Peut-on racheter une communauté ?

Il y a quelques jours, Ulule, l'un des leaders européens du crowdfunding, annonçait le rachat d'Octopousse, plateforme bretonne née il y a deux ans. Un rapprochement plutôt sensé dans un paysage du crowdfunding très éclaté mais qui pose une question : les plateformes collaboratives ne sont-elles pas des entreprises différentes dans la mesure où les communautés co-construisent la valeur économique de celles-ci ? Environ 5 milliards de dollars seront probablement collectés cette année sur les plateformes de finance participative. Le chiffre fait rêver les porteurs de projets... et convainc aussi de nombreux entrepreneurs à lancer leur propre site de crowdfunding. Rien qu’en France, une vingtaine de projets ont été lancés depuis début 2012, soit plus de deux ans après les désormais leaders européens du secteur, et cinq ans après les pionniers.

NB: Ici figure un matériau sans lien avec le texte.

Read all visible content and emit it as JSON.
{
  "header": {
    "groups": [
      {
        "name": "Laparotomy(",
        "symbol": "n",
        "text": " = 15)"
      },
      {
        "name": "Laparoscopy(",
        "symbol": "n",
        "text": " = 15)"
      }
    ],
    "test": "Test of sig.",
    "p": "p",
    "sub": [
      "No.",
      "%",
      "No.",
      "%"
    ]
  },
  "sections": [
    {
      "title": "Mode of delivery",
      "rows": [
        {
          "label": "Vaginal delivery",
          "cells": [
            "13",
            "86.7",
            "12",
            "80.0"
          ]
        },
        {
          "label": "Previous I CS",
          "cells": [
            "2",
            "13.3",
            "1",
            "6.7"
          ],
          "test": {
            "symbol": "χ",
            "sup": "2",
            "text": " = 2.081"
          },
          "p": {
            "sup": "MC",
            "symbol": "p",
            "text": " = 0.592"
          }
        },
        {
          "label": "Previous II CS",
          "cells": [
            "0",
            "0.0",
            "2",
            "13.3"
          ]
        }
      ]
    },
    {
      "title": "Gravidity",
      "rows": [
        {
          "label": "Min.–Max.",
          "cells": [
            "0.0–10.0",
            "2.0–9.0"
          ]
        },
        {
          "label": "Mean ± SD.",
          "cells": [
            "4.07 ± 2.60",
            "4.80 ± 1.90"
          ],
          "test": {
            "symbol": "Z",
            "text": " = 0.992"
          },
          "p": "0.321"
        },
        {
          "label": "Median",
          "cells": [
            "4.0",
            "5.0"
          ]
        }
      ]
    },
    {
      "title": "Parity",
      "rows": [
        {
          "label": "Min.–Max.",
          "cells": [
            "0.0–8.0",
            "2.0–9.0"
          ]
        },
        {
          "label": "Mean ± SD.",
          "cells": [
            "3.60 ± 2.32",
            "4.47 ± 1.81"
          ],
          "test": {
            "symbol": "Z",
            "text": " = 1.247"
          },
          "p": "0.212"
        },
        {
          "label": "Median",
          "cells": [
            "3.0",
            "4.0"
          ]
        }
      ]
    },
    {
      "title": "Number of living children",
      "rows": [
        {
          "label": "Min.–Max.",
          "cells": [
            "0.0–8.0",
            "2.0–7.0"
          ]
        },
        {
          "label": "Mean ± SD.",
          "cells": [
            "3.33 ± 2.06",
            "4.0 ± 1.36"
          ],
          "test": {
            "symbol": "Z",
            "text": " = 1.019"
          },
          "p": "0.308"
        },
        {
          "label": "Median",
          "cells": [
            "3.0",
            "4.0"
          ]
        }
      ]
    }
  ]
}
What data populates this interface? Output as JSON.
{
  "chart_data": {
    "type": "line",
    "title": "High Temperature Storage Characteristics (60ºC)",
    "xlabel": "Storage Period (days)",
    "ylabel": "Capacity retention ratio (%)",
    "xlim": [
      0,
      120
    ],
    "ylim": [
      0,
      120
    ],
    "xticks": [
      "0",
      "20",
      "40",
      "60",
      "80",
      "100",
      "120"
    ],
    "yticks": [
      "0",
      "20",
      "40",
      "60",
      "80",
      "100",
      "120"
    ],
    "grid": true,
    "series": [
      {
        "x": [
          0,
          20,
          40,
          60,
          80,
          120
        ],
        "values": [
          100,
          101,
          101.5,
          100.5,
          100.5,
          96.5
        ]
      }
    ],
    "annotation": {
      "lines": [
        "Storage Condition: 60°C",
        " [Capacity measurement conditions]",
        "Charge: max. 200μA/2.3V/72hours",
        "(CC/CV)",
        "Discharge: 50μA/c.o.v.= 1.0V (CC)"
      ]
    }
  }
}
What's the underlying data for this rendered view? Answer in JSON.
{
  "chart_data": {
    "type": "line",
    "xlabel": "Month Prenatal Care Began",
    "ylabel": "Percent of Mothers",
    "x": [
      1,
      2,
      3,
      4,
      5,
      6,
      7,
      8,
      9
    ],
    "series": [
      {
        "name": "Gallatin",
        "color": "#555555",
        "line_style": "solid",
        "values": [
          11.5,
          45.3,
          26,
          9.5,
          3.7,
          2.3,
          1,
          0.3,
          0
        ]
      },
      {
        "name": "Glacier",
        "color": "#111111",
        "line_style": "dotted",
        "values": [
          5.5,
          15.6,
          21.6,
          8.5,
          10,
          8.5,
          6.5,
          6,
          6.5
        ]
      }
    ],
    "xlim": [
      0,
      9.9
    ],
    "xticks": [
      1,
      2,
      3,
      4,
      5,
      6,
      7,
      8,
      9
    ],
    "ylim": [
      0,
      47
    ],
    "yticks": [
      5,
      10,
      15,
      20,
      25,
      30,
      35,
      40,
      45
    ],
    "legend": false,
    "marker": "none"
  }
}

Pour exister ou se maintenir, certaines développent une expertise sectorielle (MyMajor Company, TousCoprod) ou se concentrent sur un type de projets particuliers (Goteo pour les projets open-source, Bulb in town pour les activités économiques locales). Quant aux plateformes plus généralistes, elles rivalisent d'innovations pour maintenir leur position, tout en adoptant des orientations stratégiques légèrement différentes (diversification des modes de financement pour KissKissBankBank avec le lancement d'HelloMerci, développement en direction des territoires pour Ulule, etc..)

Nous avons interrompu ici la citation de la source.